No one born male should be competing in any athletic event designated “female” in any competition where size, speed, and strength—in which maleness gives one an indisputable advantage—are determinative of performance. Not because every person born male will win, but for three related reasons. 

First, because the elite heights of athletic performance are almost exclusively male, top male athletes competing against top female ones will inevitably rob women of success. Yes, male and female size, speed, and strength, respectively, exist on staggered bell curves. The average male tennis player could not, for example, beat Serena Williams. But, as Williams herself has acknowledged, her own male counterparts—that is, elite, world-class tennis players—would beat her every time. By the same token, some seven-year-olds can run faster than some 17-year-olds. But we separate athletic competitions by age in part because if we did not, the best 17-year-old would beat the best seven-year-old every time. 

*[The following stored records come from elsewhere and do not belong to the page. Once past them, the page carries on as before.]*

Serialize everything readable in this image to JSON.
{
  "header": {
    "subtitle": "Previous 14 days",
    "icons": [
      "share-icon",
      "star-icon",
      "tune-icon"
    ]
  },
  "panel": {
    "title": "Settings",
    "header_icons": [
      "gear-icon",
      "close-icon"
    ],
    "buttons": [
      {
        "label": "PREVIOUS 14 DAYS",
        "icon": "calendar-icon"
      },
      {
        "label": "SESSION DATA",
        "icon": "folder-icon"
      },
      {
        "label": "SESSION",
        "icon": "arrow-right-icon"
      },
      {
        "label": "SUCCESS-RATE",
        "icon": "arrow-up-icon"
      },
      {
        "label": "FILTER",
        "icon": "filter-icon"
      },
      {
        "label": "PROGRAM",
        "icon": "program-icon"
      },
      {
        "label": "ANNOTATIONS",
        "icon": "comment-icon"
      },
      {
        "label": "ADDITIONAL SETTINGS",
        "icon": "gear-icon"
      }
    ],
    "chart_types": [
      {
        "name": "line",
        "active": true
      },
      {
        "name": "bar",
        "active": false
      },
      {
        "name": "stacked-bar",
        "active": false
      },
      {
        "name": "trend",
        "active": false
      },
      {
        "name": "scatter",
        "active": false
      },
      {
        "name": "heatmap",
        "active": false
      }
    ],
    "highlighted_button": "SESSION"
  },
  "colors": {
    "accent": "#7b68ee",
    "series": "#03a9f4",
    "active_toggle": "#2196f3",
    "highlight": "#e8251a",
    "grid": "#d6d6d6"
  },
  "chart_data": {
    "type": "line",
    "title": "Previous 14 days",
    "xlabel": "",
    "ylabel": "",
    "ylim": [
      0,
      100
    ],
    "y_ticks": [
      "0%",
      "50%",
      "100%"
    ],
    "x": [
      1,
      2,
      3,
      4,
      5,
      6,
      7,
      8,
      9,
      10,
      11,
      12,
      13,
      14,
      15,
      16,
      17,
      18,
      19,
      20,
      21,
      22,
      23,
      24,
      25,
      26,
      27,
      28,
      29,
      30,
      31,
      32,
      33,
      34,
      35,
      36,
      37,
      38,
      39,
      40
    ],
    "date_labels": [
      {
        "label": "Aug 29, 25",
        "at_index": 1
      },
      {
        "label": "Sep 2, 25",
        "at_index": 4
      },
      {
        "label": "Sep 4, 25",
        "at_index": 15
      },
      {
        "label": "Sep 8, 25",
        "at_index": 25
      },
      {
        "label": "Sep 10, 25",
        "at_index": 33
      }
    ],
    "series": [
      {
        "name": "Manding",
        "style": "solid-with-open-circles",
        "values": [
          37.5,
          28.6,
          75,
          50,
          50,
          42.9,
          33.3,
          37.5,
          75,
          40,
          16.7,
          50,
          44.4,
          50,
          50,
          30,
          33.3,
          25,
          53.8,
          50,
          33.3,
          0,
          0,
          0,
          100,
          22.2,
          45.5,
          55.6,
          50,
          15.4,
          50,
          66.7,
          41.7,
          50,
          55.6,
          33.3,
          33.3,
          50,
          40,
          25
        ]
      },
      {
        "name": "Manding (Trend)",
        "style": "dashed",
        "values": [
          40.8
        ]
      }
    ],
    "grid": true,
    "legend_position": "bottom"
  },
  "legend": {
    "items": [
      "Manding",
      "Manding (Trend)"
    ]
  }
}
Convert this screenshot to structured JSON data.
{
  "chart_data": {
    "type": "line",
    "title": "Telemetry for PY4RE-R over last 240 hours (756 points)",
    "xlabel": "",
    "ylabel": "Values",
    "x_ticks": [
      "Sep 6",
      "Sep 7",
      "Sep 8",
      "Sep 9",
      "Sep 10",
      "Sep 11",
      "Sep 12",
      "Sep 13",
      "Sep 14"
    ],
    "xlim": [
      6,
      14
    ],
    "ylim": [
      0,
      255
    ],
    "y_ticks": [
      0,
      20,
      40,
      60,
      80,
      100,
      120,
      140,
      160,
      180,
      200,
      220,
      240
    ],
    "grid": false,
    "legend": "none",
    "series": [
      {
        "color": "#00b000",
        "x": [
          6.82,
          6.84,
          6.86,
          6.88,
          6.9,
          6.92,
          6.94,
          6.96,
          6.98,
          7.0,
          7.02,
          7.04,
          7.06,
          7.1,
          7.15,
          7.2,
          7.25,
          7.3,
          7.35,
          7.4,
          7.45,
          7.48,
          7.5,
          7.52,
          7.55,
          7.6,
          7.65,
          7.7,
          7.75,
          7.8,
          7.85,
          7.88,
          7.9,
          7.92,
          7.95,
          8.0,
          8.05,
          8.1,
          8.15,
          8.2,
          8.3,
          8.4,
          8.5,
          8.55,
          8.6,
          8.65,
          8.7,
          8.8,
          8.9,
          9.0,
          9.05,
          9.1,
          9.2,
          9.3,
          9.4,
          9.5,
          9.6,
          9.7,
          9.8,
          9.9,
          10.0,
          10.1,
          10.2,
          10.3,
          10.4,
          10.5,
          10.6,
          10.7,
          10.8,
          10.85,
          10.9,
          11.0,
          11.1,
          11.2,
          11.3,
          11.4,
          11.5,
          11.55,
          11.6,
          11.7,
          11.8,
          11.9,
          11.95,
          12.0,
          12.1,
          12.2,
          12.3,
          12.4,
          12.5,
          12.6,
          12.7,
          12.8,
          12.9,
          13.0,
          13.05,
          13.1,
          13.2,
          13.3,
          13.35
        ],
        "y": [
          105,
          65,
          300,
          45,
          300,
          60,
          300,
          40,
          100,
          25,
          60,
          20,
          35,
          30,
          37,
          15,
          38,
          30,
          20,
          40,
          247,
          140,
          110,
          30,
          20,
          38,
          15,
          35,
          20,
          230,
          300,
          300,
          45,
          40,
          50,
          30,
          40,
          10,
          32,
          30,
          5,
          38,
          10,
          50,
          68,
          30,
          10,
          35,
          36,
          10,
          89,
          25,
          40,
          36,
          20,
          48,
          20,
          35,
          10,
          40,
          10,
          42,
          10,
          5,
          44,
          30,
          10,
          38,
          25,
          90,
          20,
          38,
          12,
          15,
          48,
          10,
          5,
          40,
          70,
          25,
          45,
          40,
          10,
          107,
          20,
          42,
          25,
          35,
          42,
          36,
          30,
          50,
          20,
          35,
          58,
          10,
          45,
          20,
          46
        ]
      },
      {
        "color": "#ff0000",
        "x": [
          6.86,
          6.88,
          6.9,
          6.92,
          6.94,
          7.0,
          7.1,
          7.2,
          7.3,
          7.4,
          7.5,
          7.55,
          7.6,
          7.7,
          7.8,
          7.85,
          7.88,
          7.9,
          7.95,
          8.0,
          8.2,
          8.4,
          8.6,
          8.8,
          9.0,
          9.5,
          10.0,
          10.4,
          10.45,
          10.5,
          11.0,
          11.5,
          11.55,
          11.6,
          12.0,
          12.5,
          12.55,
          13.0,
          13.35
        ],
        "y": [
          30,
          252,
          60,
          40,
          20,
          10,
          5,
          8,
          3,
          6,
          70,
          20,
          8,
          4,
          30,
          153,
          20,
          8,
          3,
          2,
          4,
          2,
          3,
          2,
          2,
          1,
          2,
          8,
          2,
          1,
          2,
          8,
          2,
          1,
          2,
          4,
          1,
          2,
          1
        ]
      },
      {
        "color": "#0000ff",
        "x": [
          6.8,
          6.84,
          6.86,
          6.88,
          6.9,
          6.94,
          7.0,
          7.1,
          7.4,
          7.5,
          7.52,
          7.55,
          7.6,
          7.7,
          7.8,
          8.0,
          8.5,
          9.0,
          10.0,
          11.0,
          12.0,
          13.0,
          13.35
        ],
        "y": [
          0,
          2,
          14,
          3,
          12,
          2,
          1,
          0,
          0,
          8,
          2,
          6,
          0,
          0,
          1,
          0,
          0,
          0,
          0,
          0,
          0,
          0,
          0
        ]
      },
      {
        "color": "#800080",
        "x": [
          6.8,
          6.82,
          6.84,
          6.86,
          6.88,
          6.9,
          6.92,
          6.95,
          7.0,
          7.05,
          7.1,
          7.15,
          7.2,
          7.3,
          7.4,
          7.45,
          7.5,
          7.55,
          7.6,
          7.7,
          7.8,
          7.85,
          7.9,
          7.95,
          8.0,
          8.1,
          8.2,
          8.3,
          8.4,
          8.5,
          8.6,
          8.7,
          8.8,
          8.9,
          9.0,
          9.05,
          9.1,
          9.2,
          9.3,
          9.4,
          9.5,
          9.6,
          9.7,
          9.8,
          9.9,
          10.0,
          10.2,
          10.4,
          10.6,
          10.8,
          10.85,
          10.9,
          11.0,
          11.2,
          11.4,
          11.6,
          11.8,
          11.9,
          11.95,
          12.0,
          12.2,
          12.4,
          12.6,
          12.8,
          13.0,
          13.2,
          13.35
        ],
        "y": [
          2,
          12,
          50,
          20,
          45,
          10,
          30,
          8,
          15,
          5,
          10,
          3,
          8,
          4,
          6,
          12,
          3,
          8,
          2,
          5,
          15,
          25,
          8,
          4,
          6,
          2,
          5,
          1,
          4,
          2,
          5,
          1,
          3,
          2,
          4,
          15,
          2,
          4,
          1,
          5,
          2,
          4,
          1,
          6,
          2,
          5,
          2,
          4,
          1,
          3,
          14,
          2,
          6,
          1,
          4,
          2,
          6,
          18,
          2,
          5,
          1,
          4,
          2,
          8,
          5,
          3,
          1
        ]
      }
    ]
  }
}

Second, even those males who do not win a competition comprised predominantly of females will perform better than they would among fellow males, thereby skewing rankings and average times for what are supposed to be women’s competitions. My eight and seven-year-old sons ran cross country for the first time this past fall. Neither is likely to be an elite runner. In their age group, the seven-year-old is middling and the eight-year-old is competitive. Even at the elementary level, runners are separated by sex. If they were not, the seven-year-old would appear above average rather than average, and the eight-year-old would appear in the top quintile or decile rather than in the top third or quartile. So, as a group, non-elite male runners like my sons would displace girls from their rightful places in competition through the unearned advantage of being marginally taller and stronger—an advantage that grows exponentially once boys hit puberty, such that groups of top male high school soccer players handily beat the U.S. Women’s National Team in multiple scrimmages. 

Third and finally, while combining the sexes for grade school running or professional soccer might be merely unfair, in other contexts the inclusion of males in females’ competitions becomes patently dangerous. The U.S. Women’s soccer team may lose to high school boys, but precisely because they are all adult women and elite athletes, they are in a position to remain physically safe even in competition with males. For the average female soccer player at the high school level, though, having one or more of those boys on the field would be quite dangerous. Female athletes, especially those of the non-elite variety, are more likely to be injured by male athletes in contact sports because of the greater force behind the average male’s kicks and throws—let alone his punches.

In all, it’s long past time to reject the disingenuous claim that male athletes in female athletics are not such a big deal since most of them don’t win. After all, youth sports are supposed to be about more than winning. They’re supposed to inculcate work ethic, fairness, and sportsmanship—each of which is given the lie by trans activists’ insistence that males belong in females’ competitions.